障壁が、音もなく吸い込まれていくように消えた。
防御障壁は、まるで最初から存在しなかったかのように跡形もなく消滅した。
「なっ……!」
「馬鹿な、私ができる最大の防御魔法だぞ!?」
教師たちの声が震える。
闇魔法の一番恐ろしいのは、おそらくこれだ。
普通の魔法では、防げない。
魔法では防げない――通常の対抗手段が、一切通じない魔法。
それが闇魔法で、最強で最恐と言われる所以だ。
「これが、闇魔法の本質ですか……」
ミランダが小さく呟いた。
「防御不可能な攻撃が、人に向けられたら……」
レオナード殿下が重々しく言った。
その声には確かな敵意が滲んでいる。
「やはり、危険すぎる!」
その瞬間、レオナード殿下が叫んだ。
「やはり拘束すべきだ!」
「いや、むしろ殺すべきだ!」
ジェラルドの声には明確な殺意がこもっていた。
「アルティア様は人に向けるようなことはしません!」
私は即座に反論したが、聞き入れられない。
「もちろんです。
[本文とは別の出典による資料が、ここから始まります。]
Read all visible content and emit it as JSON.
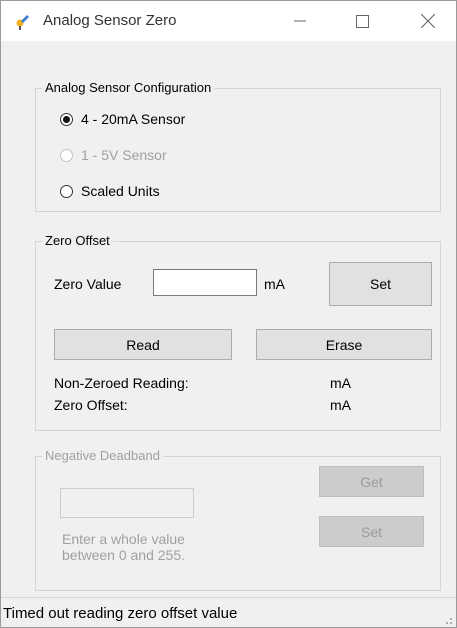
{
  "window": {
    "title": "Analog Sensor Zero"
  },
  "config_group": {
    "label": "Analog Sensor Configuration",
    "options": [
      {
        "label": "4 - 20mA Sensor",
        "checked": true,
        "enabled": true
      },
      {
        "label": "1 - 5V Sensor",
        "checked": false,
        "enabled": false
      },
      {
        "label": "Scaled Units",
        "checked": false,
        "enabled": true
      }
    ]
  },
  "zero_group": {
    "label": "Zero Offset",
    "zero_value_label": "Zero Value",
    "zero_value": "",
    "unit": "mA",
    "set_label": "Set",
    "read_label": "Read",
    "erase_label": "Erase",
    "non_zeroed_label": "Non-Zeroed Reading:",
    "non_zeroed_unit": "mA",
    "zero_offset_label": "Zero Offset:",
    "zero_offset_unit": "mA"
  },
  "deadband_group": {
    "label": "Negative Deadband",
    "value": "",
    "hint_line1": "Enter a whole value",
    "hint_line2": "between 0 and 255.",
    "get_label": "Get",
    "set_label": "Set"
  },
  "status": {
    "text": "Timed out reading zero offset value"
  },
  "colors": {
    "disabled_text": "#a0a0a0",
    "button_face": "#e1e1e1"
  }
}
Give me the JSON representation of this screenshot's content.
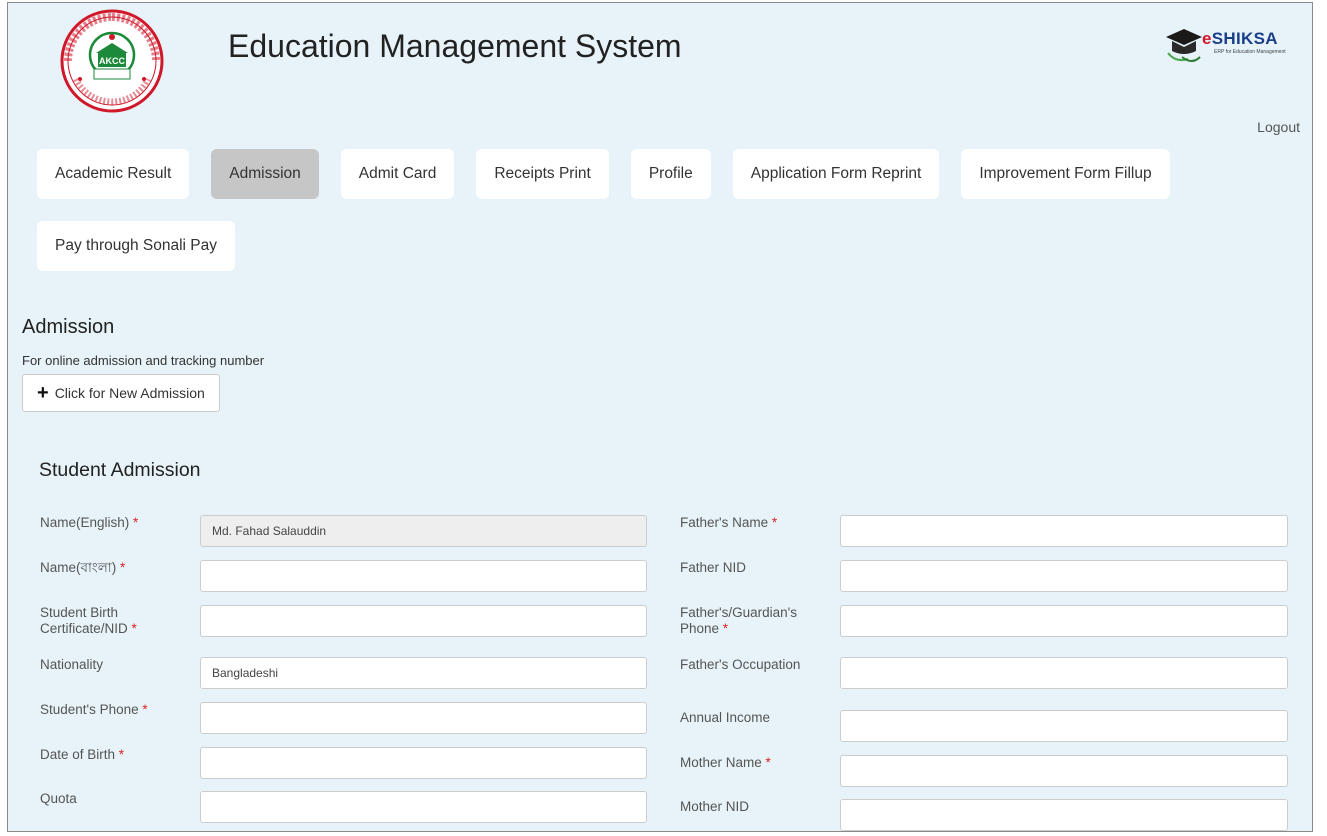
{
  "header": {
    "title": "Education Management System",
    "logo_initials": "AKCC",
    "brand_name_e": "e",
    "brand_name_rest": "SHIKSA",
    "brand_tagline": "ERP for Education Management",
    "logout_label": "Logout"
  },
  "nav": {
    "row1": [
      {
        "label": "Academic Result",
        "active": false
      },
      {
        "label": "Admission",
        "active": true
      },
      {
        "label": "Admit Card",
        "active": false
      },
      {
        "label": "Receipts Print",
        "active": false
      },
      {
        "label": "Profile",
        "active": false
      },
      {
        "label": "Application Form Reprint",
        "active": false
      },
      {
        "label": "Improvement Form Fillup",
        "active": false
      }
    ],
    "row2": [
      {
        "label": "Pay through Sonali Pay",
        "active": false
      }
    ]
  },
  "admission": {
    "title": "Admission",
    "subtitle": "For online admission and tracking number",
    "new_button_label": "Click for New Admission"
  },
  "form": {
    "title": "Student Admission",
    "left": [
      {
        "label": "Name(English)",
        "required": true,
        "value": "Md. Fahad Salauddin",
        "readonly": true
      },
      {
        "label": "Name(বাংলা)",
        "required": true,
        "value": "",
        "readonly": false
      },
      {
        "label": "Student Birth Certificate/NID",
        "required": true,
        "value": "",
        "readonly": false
      },
      {
        "label": "Nationality",
        "required": false,
        "value": "Bangladeshi",
        "readonly": false
      },
      {
        "label": "Student's Phone",
        "required": true,
        "value": "",
        "readonly": false
      },
      {
        "label": "Date of Birth",
        "required": true,
        "value": "",
        "readonly": false
      },
      {
        "label": "Quota",
        "required": false,
        "value": "",
        "readonly": false
      }
    ],
    "right": [
      {
        "label": "Father's Name",
        "required": true,
        "value": ""
      },
      {
        "label": "Father NID",
        "required": false,
        "value": ""
      },
      {
        "label": "Father's/Guardian's Phone",
        "required": true,
        "value": ""
      },
      {
        "label": "Father's Occupation",
        "required": false,
        "value": ""
      },
      {
        "label": "Annual Income",
        "required": false,
        "value": ""
      },
      {
        "label": "Mother Name",
        "required": true,
        "value": ""
      },
      {
        "label": "Mother NID",
        "required": false,
        "value": ""
      }
    ]
  },
  "colors": {
    "page_bg": "#e7f3f8",
    "active_tab": "#c6c6c6",
    "required_star": "#e02020",
    "brand_blue": "#1a3f8a",
    "brand_red": "#d0182b",
    "logo_green": "#1c8a3a",
    "logo_red": "#d0182b"
  }
}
私は決して、力を他者に向けません」
アルティア様が静かに言ったが、空気は悪くなるばかりだった。
その時、ミランダがゆっくりと闇魔法の効果が残る的へ近づいた。
「ミランダ、危険だ!」
ジェラルドが叫ぶ。
しかし、ミランダは静かな笑みを浮かべたまま、その場に立った。
「大丈夫ですよ、ジェラルド様」
言い終わると同時に、彼女の身体が淡く輝き始めた。
(……光魔法!?)
ミランダの手から放たれた光が、闇魔法に侵食された的に触れた瞬間、まるで時間が巻き戻ったかのように腐食が止まる。
黒ずんだ表面が色を取り戻し、崩れていた木材が固さを取り戻していく。
「打ち消した……!?」
「闇魔法が……消えていく……?」
教師たちがどよめいた。
「やはり、光魔法なら……対抗できるようですね」
ミランダが穏やかな微笑を浮かべて振り返る。
その目は、冷たく澄んでいて――まるで勝者のようだった。
「ミランダ様こそ……!」
「なんという奇跡の力……」
「やはり聖女だ!」
教師たちが次々と感嘆し、崇拝するような目でミランダを見つめていた。
ジェラルドもまた、驚きと安堵が入り混じったような目を向けている。
――まるで、もうアルティア様が敵と決まっていて。
ミランダがいれば、何があっても大丈夫。
そう思っているようにしか見えなかった。
その時、ミランダと、視線が合った気がした。
彼女は、ほんの一瞬だけ――唇の端を、ゆっくりと吊り上げて見せた。
(あの人……)
鳥肌が立った。
まるで、すべてが彼女の掌の上にあるかのような――そんな冷たい笑みだった。
私は、奥歯を噛みしめる。
――絶対に、このままにはさせない。